At the March 15, 2023 hearing on the motion to dismiss, Plaintiff's counsel asserted the April 26, 2019 correspondence was actually a “formal application” to reinstate Plaintiff into his former position as a die setter and that Defendant provided a “response” several days later. Counsel argued Defendant's response was a discrete discriminatory act but acknowledged that the claim was not properly pleaded in the complaint. Counsel stated he would submit a written motion for leave to amend the pleadings so that he could cure the complaint's defects.
Pursuant to the March 1, 2023 Case Management Order, the deadline for filing all motions to amend the pleading was April 3, 2023, almost three weeks after the March 15, 2023 hearing on the motion to dismiss. [ECF No 21]. As of the date of this memorandum and order, Plaintiff has not filed a motion for leave to amend the pleadings and the time to do so has passed. Thus, the Court is reviewing Plaintiff's complaint as originally pleaded, which contains insufficient factual allegations to support a reasonable inference that Defendant made a discrete adverse employment decision against Plaintiff after the limitations period began on May 1, 2019.

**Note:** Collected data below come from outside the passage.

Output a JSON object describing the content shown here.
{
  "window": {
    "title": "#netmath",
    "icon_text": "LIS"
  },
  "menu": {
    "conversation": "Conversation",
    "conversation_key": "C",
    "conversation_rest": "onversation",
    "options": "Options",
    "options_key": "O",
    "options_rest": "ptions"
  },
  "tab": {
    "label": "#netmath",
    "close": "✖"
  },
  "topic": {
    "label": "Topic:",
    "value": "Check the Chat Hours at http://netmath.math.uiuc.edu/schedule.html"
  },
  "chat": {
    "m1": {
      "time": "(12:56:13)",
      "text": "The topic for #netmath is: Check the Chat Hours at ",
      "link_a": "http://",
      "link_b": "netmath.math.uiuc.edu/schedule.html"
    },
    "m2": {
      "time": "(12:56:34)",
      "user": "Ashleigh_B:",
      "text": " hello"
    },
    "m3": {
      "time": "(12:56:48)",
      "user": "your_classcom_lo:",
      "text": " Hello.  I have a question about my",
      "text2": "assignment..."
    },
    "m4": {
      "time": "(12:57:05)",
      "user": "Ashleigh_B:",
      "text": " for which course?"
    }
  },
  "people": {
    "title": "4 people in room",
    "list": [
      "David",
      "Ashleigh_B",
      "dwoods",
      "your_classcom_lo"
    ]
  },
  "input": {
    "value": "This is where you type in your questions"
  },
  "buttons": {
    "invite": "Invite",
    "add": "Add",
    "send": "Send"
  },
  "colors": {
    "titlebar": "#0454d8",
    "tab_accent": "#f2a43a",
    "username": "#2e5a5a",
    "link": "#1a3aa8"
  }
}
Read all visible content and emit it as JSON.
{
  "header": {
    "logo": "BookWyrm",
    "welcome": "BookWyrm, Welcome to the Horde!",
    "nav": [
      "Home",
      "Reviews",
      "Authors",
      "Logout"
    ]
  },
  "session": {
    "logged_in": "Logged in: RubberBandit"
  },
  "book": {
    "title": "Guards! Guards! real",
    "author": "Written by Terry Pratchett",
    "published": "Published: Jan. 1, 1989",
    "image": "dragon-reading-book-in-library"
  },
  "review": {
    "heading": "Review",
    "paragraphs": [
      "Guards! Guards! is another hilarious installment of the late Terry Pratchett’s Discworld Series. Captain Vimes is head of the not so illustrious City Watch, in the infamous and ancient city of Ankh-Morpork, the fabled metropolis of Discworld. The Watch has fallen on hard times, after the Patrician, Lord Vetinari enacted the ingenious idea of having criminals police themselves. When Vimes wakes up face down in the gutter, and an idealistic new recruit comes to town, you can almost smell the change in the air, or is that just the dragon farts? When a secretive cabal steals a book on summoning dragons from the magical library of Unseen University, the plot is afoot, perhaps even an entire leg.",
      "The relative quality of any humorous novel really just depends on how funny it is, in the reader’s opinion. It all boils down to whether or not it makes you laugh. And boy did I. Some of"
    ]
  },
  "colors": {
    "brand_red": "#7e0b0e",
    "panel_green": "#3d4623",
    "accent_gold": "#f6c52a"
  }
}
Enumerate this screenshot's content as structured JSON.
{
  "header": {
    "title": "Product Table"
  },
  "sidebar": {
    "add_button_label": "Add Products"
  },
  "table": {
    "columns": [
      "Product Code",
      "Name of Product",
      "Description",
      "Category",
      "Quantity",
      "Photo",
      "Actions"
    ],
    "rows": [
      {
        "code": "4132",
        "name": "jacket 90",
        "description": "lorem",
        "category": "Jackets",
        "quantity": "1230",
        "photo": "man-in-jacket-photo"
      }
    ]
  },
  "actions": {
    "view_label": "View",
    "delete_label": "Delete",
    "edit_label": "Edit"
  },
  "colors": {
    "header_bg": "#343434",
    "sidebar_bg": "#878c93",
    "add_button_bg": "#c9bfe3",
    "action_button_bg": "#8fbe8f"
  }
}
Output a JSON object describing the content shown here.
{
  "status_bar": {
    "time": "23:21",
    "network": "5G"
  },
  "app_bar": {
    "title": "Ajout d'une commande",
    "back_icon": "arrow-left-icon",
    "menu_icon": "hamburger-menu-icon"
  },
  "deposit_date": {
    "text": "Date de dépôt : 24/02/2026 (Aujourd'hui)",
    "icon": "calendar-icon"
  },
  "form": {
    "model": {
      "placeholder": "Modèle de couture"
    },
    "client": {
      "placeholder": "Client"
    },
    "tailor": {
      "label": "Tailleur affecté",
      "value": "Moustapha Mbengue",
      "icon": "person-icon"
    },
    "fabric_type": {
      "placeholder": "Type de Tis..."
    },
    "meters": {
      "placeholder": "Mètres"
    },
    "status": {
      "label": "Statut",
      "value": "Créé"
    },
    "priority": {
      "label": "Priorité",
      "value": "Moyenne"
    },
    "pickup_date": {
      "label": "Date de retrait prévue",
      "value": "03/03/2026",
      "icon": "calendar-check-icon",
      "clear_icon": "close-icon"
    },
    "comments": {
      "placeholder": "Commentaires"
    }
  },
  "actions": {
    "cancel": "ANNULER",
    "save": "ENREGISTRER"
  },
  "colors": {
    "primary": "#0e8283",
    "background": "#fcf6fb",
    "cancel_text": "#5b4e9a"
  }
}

Furthermore, even if Plaintiff had amended his pleading to include additional factual allegations consistent with Counsel's statements at the hearing, Plaintiff is then presented with a new problem: the failure to exhaust his administrative remedies. Plaintiff did not include any allegations in the narrative section his EEOC Charge related to the alleged April 2019 application for reinstatement as a die setter or Defendant's alleged denial of the application due to age and national origin discrimination. Plaintiff's Charge included only allegations of discrimination in his termination and reinstatement which would not lead the EEOC to investigate the April 2019 communication or subsequent related decision. By failing to include factual allegations related to these alleged discrete discriminatory acts in his Charge, Plaintiff has failed to exhaust his administrative remedies, a condition precedent to the filing of an action. See Cottrill, 443 F.3d at 634 (a plaintiff's civil action is limited to acts that grow out of or are reasonably related to the allegations in the EEOC charge); Wedow, 442 F.3d at 672-73 (employee must exhaust the administrative process for each discrete act of discrimination).
IV. Conclusion
For the foregoing reasons, IT IS HEREBY ORDERED that Defendant's motion to dismiss [ECF No. 4] is GRANTED and this case is DISMISSED without prejudice. A separate order of dismissal will accompany this Memorandum and Order.